Friday 25 September 2015

Foucault, MacKinnon, and Masculinity

I have been thinking about Catherine MacKinnon’s “Rape: On Coercion and Consent” and the ways in which power can be constructed. In particular, I have been thinking about Michel Foucault’s panoptical structure of power and its relationship with sex and consent. Foucault’s panoptical structure of power posits power on a horizontal field where everyone, to some degree, has power over everyone else. Power dynamics may shift between individuals over time, but generally speaking each individual controlled by and has control over someone else. If this theory of power holds true, it concerns me that consenting relationships may not exist (not that MacKinnon’s theory of sexual assault contradicts this).
When MacKinnnon discusses sexual assault she does so under the presmise that men are perpetrators and women are victims, operating under the assumption that all men have power and are dominant and that all women are lacking power. This of course, denies consent. What if power relationships function like a panopticon? If two persons were seeking to consent, could they since they both hold some magnitude of power over the other? I would argue with MacKinnon to say that any form of power creates the potential for sexual violence, so consent could never be provided.

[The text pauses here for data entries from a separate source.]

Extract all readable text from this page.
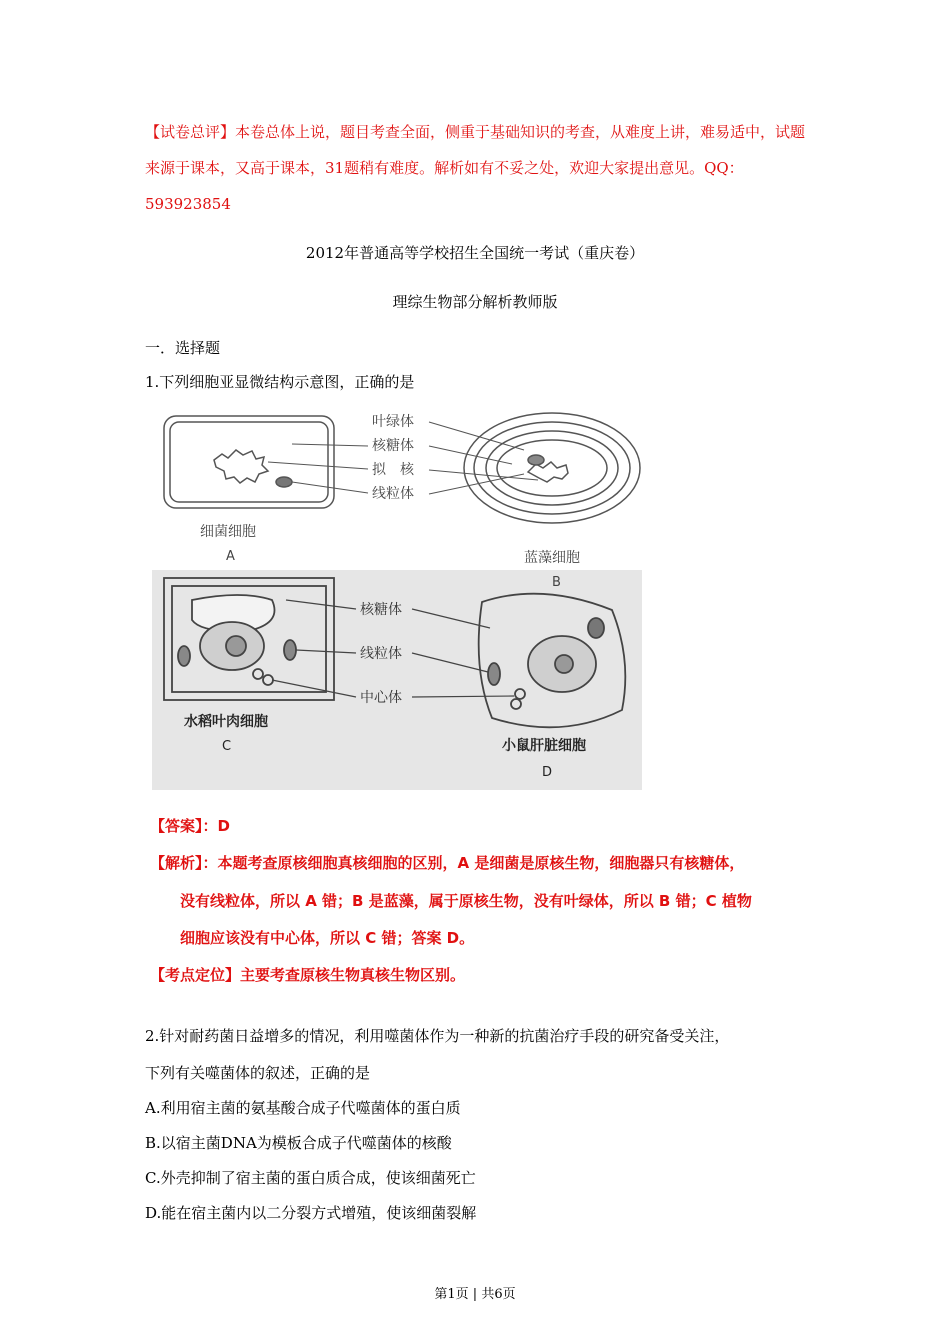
【试卷总评】本卷总体上说，题目考查全面，侧重于基础知识的考查，从难度上讲，难易适中，试题来源于课本，又高于课本，31题稍有难度。解析如有不妥之处，欢迎大家提出意见。QQ：593923854
2012年普通高等学校招生全国统一考试（重庆卷）
理综生物部分解析教师版
一．选择题
1.下列细胞亚显微结构示意图，正确的是
细菌细胞
A
叶绿体
核糖体
拟　核
线粒体
蓝藻细胞
B
水稻叶肉细胞
C
核糖体
线粒体
中心体
小鼠肝脏细胞
D
【答案】：D
【解析】：本题考查原核细胞真核细胞的区别，A 是细菌是原核生物，细胞器只有核糖体，
没有线粒体，所以 A 错；B 是蓝藻，属于原核生物，没有叶绿体，所以 B 错；C 植物
细胞应该没有中心体，所以 C 错；答案 D。
【考点定位】主要考查原核生物真核生物区别。
2.针对耐药菌日益增多的情况，利用噬菌体作为一种新的抗菌治疗手段的研究备受关注，
下列有关噬菌体的叙述，正确的是
A.利用宿主菌的氨基酸合成子代噬菌体的蛋白质
B.以宿主菌DNA为模板合成子代噬菌体的核酸
C.外壳抑制了宿主菌的蛋白质合成，使该细菌死亡
D.能在宿主菌内以二分裂方式增殖，使该细菌裂解
第1页 | 共6页
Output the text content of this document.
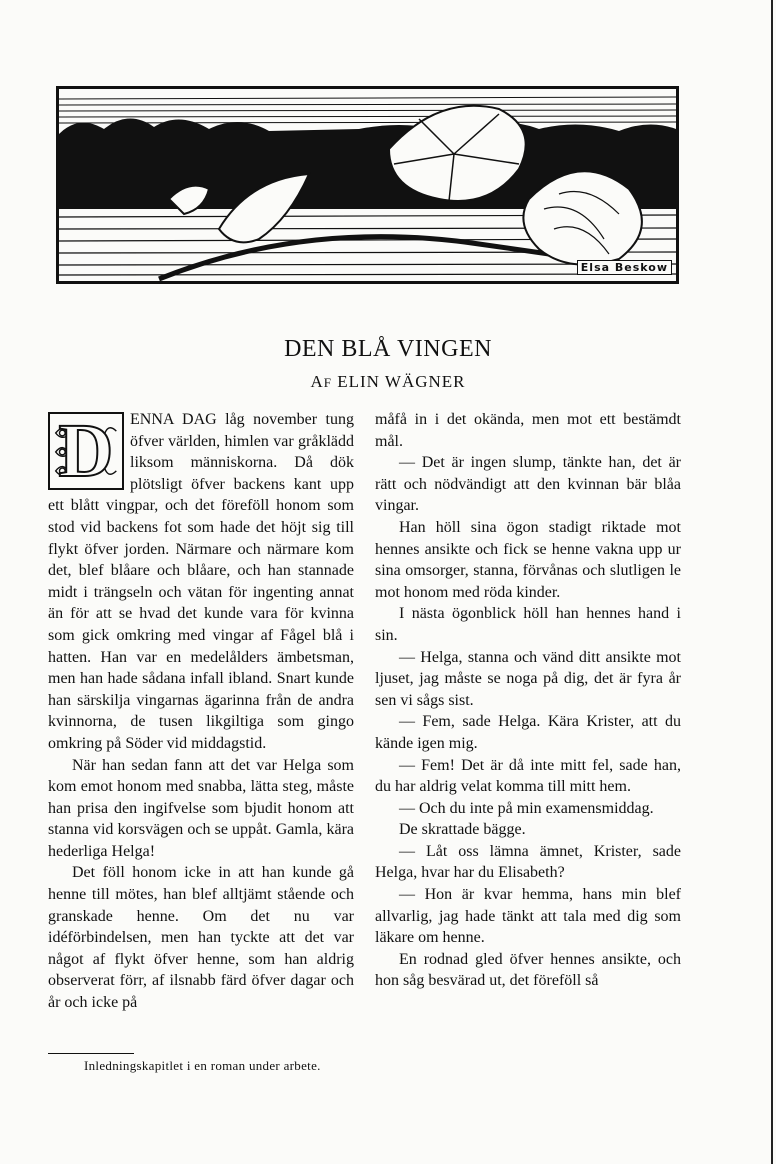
Elsa Beskow
DEN BLÅ VINGEN

AF ELIN WÄGNER

D	ENNA DAG låg november tung öfver världen, himlen var gråklädd liksom människorna. Då dök plötsligt öfver backens kant upp ett blått vingpar, och det föreföll honom som stod vid backens fot som hade det höjt sig till flykt öfver jorden. Närmare och närmare kom det, blef blåare och blåare, och han stannade midt i trängseln och vätan för ingenting annat än för att se hvad det kunde vara för kvinna som gick omkring med vingar af Fågel blå i hatten. Han var en medelålders ämbetsman, men han hade sådana infall ibland. Snart kunde han särskilja vingarnas ägarinna från de andra kvinnorna, de tusen likgiltiga som gingo omkring på Söder vid middagstid.

När han sedan fann att det var Helga som kom emot honom med snabba, lätta steg, måste han prisa den ingifvelse som bjudit honom att stanna vid korsvägen och se uppåt. Gamla, kära hederliga Helga!

Det föll honom icke in att han kunde gå henne till mötes, han blef alltjämt stående och granskade henne. Om det nu var idéförbindelsen, men han tyckte att det var något af flykt öfver henne, som han aldrig observerat förr, af ilsnabb färd öfver dagar och år och icke på

måfå in i det okända, men mot ett bestämdt mål.

— Det är ingen slump, tänkte han, det är rätt och nödvändigt att den kvinnan bär blåa vingar.

Han höll sina ögon stadigt riktade mot hennes ansikte och fick se henne vakna upp ur sina omsorger, stanna, förvånas och slutligen le mot honom med röda kinder.

I nästa ögonblick höll han hennes hand i sin.

— Helga, stanna och vänd ditt ansikte mot ljuset, jag måste se noga på dig, det är fyra år sen vi sågs sist.

— Fem, sade Helga. Kära Krister, att du kände igen mig.

— Fem! Det är då inte mitt fel, sade han, du har aldrig velat komma till mitt hem.

— Och du inte på min examensmiddag.

De skrattade bägge.

— Låt oss lämna ämnet, Krister, sade Helga, hvar har du Elisabeth?

— Hon är kvar hemma, hans min blef allvarlig, jag hade tänkt att tala med dig som läkare om henne.

En rodnad gled öfver hennes ansikte, och hon såg besvärad ut, det föreföll så

Inledningskapitlet i en roman under arbete.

I am thinking of the construction of gender and if by identifying as a “woman” is somehow consenting to the violent landscapes that are placed on that body through state sanctions and laws. Perhaps part of the panoptical structure of power is indeed, that all men have the ability to consume, while all women have the ability to watch and monitor the consumption of men? I think MacKinnon’s establishment of male power can be seen at the roots of hegemonic masculinity, in that hegemony requires masculine men to consume (women, food, space, time, resources, etc). This might suggest that in order to change the power relationship between men and women, a critical look and undoing of hegemonic masculinity is in order. If hegemonic masculinity is undone, perhaps the attitudes regarding sexual assault might change. I am also curious if this might change the way this panoptical structure of power operates.

1 comment:

  1. Oh Foucault, always so confusing!
    Along the same lines of what you are discussing, I am considering the possibility for thinking about power in Foucauldian terms to emphasize the reality of rape to the court/public. As you describe, Foucault thinks of modern power as everywhere and nowhere; everyone holds power although not to the same degree. Situations in which one person has no potential to resist are, according to Foucault, situations of dominance, not power relations. If rape is considered not a power relation, because of the inability for women to resist as resistance might very well end in their economic, social, or literal death, perhaps it will be easier for others to believe rape accusations without the need to prove consent was not given. It is assumed for all assaults but sexual assault that consent was not given because, according to the logic of our legal system, no one would consent to assault but they might have consented to their rape. I believe that thinking about power in Foucauldian terms has the potential to change this dominant thinking. If we think of rape as a situation of domination, consent would not be contested because, as it is already believed for other assault cases, no one consents to their own total domination. Thinking about rape as a situation in which the victim has no power, rather than a scenario where the victim might have given signs of consent, may have the potential to convince juries, judges, and the public of the reality of rape.